Independents retailers grew by an average of 2.35% in the second quarter of 2015, according to the latest quarterly survey by bira (British Independent Retailers Association).
This completes a full year of quarters of growth and is on a rising curve. Home-related sales saw strong growth for the big ticket items of furniture, floorcoverings and beds while housewares put in a second strong quarter, along with garden. The latter has now racked up two years’ positive results.
DIY and hardware moderated to growth of just over 1% but it has extended its run of growth quarters to seven. Only two product sectors suffered falls – fashion and gifts – and even these were only just the wrong side of zero.
Retailer anxiety is now at its lowest level since the beginning of 2014 as seven out of ten respondents are either confident or very confident of the year ahead.
Bira deputy ceo Michael Weedon commented: ‘Independents have already had to deal with a business rate increase of 2%, and unless the Chancellor repeats his discount of £1,500 next year, will see huge further increases.

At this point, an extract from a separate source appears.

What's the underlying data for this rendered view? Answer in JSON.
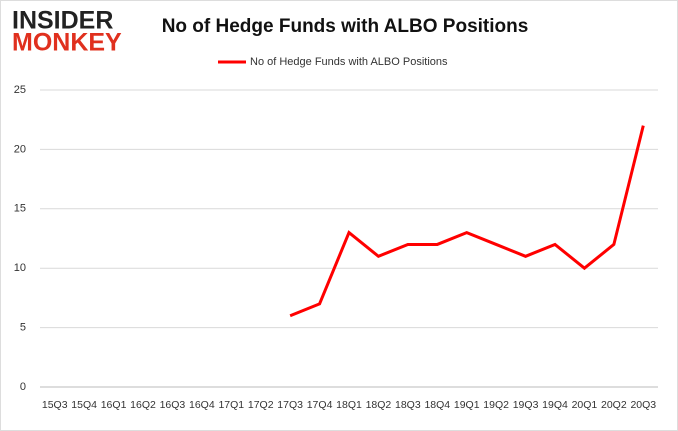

“The National Minimum Wage (NMW) rises by an inflation busting 3% in October before the new National Living Wage (NLW) arrives in April, adding a further 7.4% on top of the October increase.

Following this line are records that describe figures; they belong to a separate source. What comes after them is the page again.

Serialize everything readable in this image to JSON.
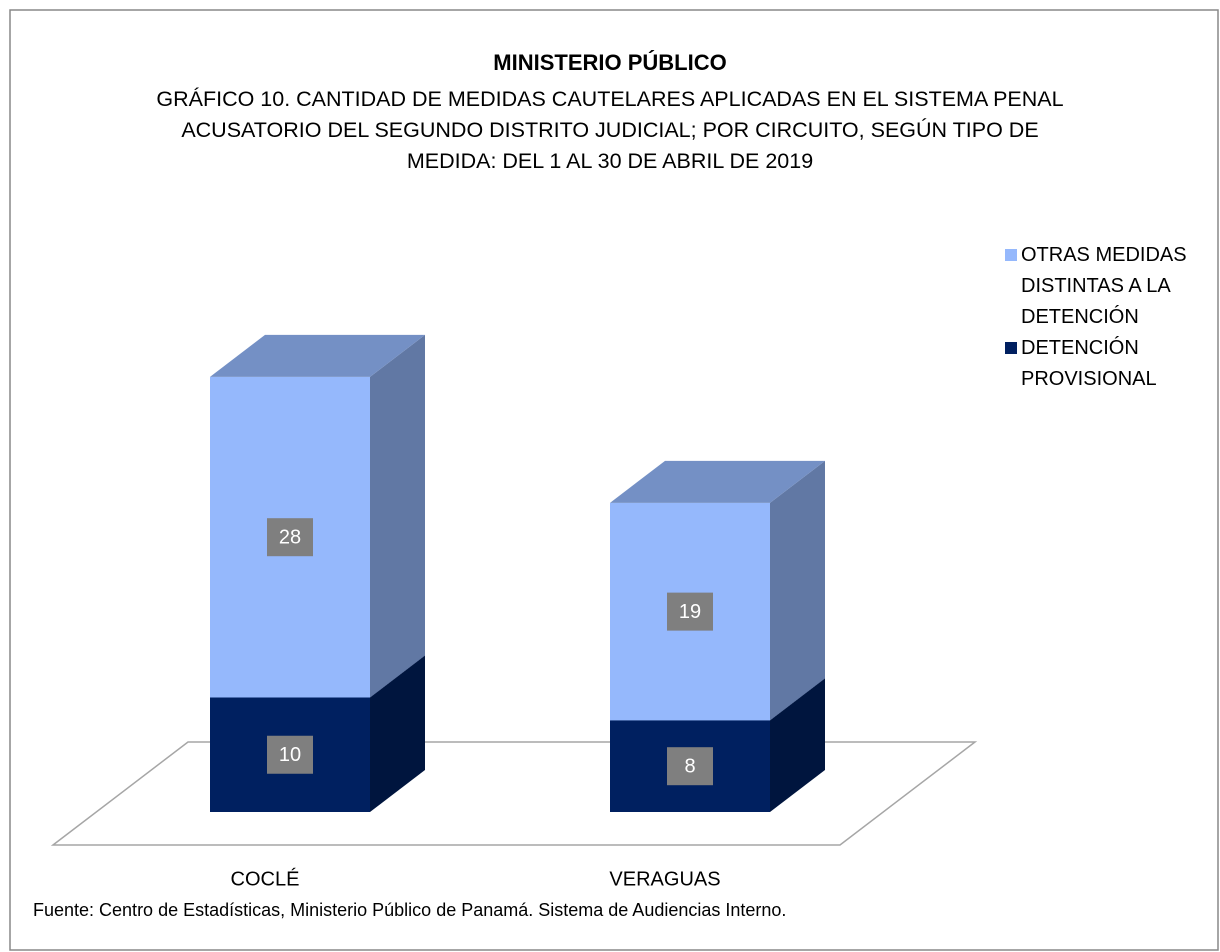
{
  "chart_data": {
    "type": "bar3d_stacked",
    "title": "MINISTERIO PÚBLICO",
    "subtitle": "GRÁFICO 10. CANTIDAD DE MEDIDAS CAUTELARES APLICADAS EN EL SISTEMA PENAL ACUSATORIO DEL SEGUNDO DISTRITO JUDICIAL; POR CIRCUITO, SEGÚN TIPO DE MEDIDA: DEL 1 AL 30 DE ABRIL DE 2019",
    "categories": [
      "COCLÉ",
      "VERAGUAS"
    ],
    "series": [
      {
        "name": "DETENCIÓN PROVISIONAL",
        "color": "#002060",
        "values": [
          10,
          8
        ]
      },
      {
        "name": "OTRAS MEDIDAS DISTINTAS A LA DETENCIÓN",
        "color": "#95b8fc",
        "values": [
          28,
          19
        ]
      }
    ],
    "ylim": [
      0,
      40
    ],
    "source": "Fuente: Centro de Estadísticas, Ministerio Público de Panamá. Sistema de Audiencias Interno."
  }
}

“Then they will really have to build turnover year after year just to keep in touch with government driven rates, as the target of £9 per hour by 2020 calls for four annual increases of 6% – and the NLW can be expected to follow that growth trend.

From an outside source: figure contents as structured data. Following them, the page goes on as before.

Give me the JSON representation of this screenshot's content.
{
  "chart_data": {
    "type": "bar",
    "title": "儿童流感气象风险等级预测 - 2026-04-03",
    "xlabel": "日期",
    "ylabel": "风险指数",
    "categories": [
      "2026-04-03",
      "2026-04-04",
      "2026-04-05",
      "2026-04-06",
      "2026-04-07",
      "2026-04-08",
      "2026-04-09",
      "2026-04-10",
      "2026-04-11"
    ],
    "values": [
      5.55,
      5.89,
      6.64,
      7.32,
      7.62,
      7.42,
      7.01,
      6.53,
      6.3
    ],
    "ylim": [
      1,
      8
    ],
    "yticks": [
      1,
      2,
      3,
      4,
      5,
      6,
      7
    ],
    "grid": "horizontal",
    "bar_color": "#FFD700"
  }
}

“That will be on top of the new requirement on all employers to pay an additional 3% in pension contributions as all of the small businesses meet their staging dates between now and 2017.
“In the light of those prospects, growth of just over 2% looks like a very bare minimum. And if the expected rise in interest rates occurs in early 2016, retailers could find life very difficult indeed, as eight million variable rate mortgage payers have to divert cash from spending to keeping the roofs over their heads.’